Southwest’s lagging financial performance and insular culture have been focal points for criticism by Elliott, which said the airline has “written off” sources of revenue over the past 15 years that were adopted by rivals, including offering a bare bones economy fare and charging customers for checked bags and assigned or premium seats.

Elliott also earlier called for changes to Southwest’s board, including adding directors with external airline experience.

Read More: Elliott Targets Southwest CEO in $1.9 Billion Activist Push 

“Rakesh knows the importance of building a business that has both a distinct culture and enduring profitability,” Kelly said in the statement.

Under the “poison pill” adopted last week, the acquisition of at least 12.5% of the airline’s common stock would trigger the issuance of rights allowing existing investors to buy shares at a 50% discount. Such rights held by the 12.5% investor would become void, making it prohibitively expensive for Elliott to expand ownership and also diluting its stake in the carrier. Elliott has built an economic interest equal to about 11% in the carrier, but hasn’t reported its full position in securities filings, Southwest said. 
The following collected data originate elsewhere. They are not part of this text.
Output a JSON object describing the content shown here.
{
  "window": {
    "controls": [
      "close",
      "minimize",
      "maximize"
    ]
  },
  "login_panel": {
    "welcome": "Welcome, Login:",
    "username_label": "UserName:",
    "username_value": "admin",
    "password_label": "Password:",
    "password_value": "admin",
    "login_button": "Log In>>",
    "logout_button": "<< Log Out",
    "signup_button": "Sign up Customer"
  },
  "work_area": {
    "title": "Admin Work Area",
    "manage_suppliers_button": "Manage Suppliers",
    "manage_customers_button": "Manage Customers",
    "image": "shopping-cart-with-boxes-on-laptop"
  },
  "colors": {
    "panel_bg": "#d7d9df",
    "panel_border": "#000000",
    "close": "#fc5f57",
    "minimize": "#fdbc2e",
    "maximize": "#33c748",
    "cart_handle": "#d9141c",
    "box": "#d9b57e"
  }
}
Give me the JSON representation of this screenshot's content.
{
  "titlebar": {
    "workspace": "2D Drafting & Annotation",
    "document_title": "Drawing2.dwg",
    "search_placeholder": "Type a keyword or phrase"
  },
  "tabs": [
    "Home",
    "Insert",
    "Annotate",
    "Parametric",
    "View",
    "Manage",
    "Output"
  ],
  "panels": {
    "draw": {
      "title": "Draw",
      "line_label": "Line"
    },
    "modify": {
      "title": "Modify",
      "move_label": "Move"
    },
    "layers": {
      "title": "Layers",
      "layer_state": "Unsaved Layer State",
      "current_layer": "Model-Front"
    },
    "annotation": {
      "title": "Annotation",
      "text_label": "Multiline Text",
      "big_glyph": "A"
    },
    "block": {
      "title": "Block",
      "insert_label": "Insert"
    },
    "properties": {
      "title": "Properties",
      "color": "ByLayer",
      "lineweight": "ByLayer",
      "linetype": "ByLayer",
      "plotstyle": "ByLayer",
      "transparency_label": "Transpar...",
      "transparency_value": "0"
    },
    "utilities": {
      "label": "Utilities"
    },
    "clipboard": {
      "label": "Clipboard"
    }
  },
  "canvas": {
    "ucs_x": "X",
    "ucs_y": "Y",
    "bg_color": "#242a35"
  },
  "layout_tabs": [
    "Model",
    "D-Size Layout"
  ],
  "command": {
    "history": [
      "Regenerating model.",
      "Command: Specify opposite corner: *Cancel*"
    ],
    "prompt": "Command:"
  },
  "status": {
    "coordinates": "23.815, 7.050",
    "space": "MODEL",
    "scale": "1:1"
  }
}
Southwest has pushed back at Elliott, saying it already had been assessing possible changes such as premium seating or revised boarding that it would unveil at a September investor meeting. But the airline had to cut its second-quarter outlook for unit revenue on June 26, saying it was struggling to adapt its revenue management system to changes in travelers’ booking habits. 

Gangwal, 70, and his family once controlled almost 37% of the Indian airline group. His decision to team up with Rahul Bhatia to create IndiGo in 2005 led to the rise of Asia’s largest budget carrier that’s now worth $20 billion, making it the third most-valuable airline in the world behind Delta Air Lines Inc. and Ryanair Holdings Plc and immediately ahead of Southwest.

Read More: IndiGo Co-Founder Resigns Ending Feud at Top Asia Budget Airline

A subsequent feud and concerns over corporate governance led Gangwal to step down from the carrier’s board and pare his stake in recent years. Gangwal is currently worth $6.4 billion, according to the Bloomberg Billionaires Index.